God of Wrath (Legacy of Gods #3) by Rina Kent



Jeremy killed him. No doubt about it. He sliced his throat open, left him spasming on the floor and then took me to the hospital.

Ilya or one of his guards probably took care of the corpse and the cleaning, because Annika told me they found nothing in the shelter, and the surveillance camera footage was erased.

Despite knowing that Jeremy is the type of unhinged to send people to the A&E and prison, I thought I would feel disgusted that he killed someone.

I’m not.

Not in the slightest.

Zayn was a serial rapist, even worse than Jonah, and he hurt so many other girls aside from me—girls who probably have it harder than me because they don’t remember. I can’t imagine the pain they went through if they woke up and found out they’d been raped.

People like him don’t deserve human rights or the regulated justice system. They deserve brutal execution that only someone like Jeremy would deliver.

I’ve spent three days in the hospital. They’re keeping me under surveillance in case of a concussion since my head hit the floor, and I’ll probably leave tomorrow.

Jeremy hasn’t come to my room at all during these three days.

Ilya did once. I asked him how Jeremy knew I was at the shelter, and he bluntly said that they have a tracker on my phone and that was the last location it sent them before it was turned off.

I wasn’t even surprised. There were often instances in the past when Jeremy found me without having to call me.

When I keep staring at the door, Annika says Jeremy’s always outside. Not once has he come into my room, and I doubt that has to do with the fact that Papa is constantly by my side.

At times, I think it’s a good thing that he’s not here. At least this way, I can gather my thoughts and process the pain. Other times, I’m angry at him for not wanting to see me.

And I’ve had enough of this stupid in-between.

So tonight, after Ava and Mum fall asleep beside me, I sneak out of the room and quietly close the door behind me.

“What are you doing out here?
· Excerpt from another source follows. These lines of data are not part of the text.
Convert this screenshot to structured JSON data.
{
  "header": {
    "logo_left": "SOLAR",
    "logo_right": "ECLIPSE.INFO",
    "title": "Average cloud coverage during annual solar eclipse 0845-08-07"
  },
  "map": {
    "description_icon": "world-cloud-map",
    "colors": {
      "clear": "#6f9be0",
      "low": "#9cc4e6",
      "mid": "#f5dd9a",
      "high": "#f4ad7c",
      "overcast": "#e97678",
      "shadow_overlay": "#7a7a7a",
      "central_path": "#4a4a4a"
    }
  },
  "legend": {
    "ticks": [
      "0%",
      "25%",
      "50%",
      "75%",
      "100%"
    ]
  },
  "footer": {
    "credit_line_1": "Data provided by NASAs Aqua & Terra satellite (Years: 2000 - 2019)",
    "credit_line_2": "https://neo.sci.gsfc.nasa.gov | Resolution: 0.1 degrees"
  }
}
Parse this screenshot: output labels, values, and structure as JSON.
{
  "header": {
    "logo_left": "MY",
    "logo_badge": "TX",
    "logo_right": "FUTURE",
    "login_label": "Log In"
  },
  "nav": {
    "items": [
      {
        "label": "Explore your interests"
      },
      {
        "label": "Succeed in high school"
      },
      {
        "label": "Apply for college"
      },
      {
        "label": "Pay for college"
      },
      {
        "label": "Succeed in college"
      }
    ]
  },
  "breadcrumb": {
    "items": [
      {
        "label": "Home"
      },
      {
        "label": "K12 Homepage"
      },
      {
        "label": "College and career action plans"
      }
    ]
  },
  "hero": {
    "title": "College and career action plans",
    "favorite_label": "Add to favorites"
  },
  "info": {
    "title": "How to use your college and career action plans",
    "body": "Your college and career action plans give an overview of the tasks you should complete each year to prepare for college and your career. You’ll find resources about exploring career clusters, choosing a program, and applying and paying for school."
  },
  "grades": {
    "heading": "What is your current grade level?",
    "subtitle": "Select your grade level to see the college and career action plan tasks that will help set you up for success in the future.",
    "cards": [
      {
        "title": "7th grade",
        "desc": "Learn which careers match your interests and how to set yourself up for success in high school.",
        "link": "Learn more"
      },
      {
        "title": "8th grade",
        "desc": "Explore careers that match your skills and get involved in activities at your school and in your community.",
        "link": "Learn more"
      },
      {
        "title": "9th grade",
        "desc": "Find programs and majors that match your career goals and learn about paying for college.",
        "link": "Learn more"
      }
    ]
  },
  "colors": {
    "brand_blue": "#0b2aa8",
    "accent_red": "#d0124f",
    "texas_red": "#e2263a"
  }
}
Go back inside.”

My spine jerks at the very familiar rough voice, and I carefully turn around to be crushed by Jeremy’s handsome looks.

He’s wearing jeans and a black T-shirt that tightens around his muscular biceps. His hair is a mess, and his face looks tired, but his gray eyes are as dark and intense as ever.

He’s really right by the door, where Papa totally sees him whenever he goes in and out of my room.

And that pisses me off even more.

I cross my arms over my chest. “If you’re here, why haven’t you visited?”

A purse of his lips, a tightening of his jaw, a stroke of his finger against his thigh. “I thought you might need some time.”

“Some time for what? Oh, right, you let me go, didn’t you? You told me to run and never come back. Right before I was assaulted.”

He takes a step toward me, and I can feel my insides crumbling and smashing on the ground. “Cecily…”

I hold up a hand. “Don’t come any closer.”

Jeremy stops dead in his tracks, his hand balling into a fist by his side before he forces it open. The hall's silence beats between us like another being for several long seconds, nearly suffocating us.

I mean to organize my thoughts before I say them, but everything is so raw that it’s impossible to make sense of the chaos. So I let it all out. Emotions, desperation, and pain.

Everything.

“Do you have any idea how much you hurt me that night? How much you stomped all over my feelings as if they meant nothing?”

“I—”

“No, don’t talk. Right now, you’ll listen. I told you time and again that I’m over my crush on Landon. In fact, I remember saying that I realized it wasn’t even a crush in the first place and that he didn’t matter.”

“You called his name,” he says in a clipped tone.

“What?”

“That first night I fucked you on the deck, you called me by his name.”

“No, I didn’t.”

“I know what I fucking heard, Cecily.”

“And I know what I was fucking thinking!” I take a few breaths, then speak in a more composed tone. “I was going to say that he didn’t matter at that moment. In fact, that’s when I realized my crush on him was shallow. I never chose him over you, Jeremy. And except for that foolish mistake at the initiation, I never helped him. You can choose to believe me or not, but I’ve regretted spying for him every day since. I thought we were at a point in our relationship where we didn’t keep secrets from each other, which is why I told you about that incident when I could’ve chosen not to. I wanted to start with a clean slate with you, tell you everything, and do whatever it would take to gain your trust. I was wrong. While I didn’t expect you to forgive me immediately, I didn’t expect you to disrespect me and ridicule my feelings.”

He slowly closes his eyes, and if I didn’t know better, I’d think he was in pain. But that’s only me projecting my feelings and principles onto an unfeeling man.

I’m crying again, tears streaming down my cheeks and blurring my vision until he becomes distorted lines and shadows.

When he opens his eyes again, they’re clearer and almost remorseful. “I’m sorry. I was in pain thinking you’d never choose me, and I took it out on you.”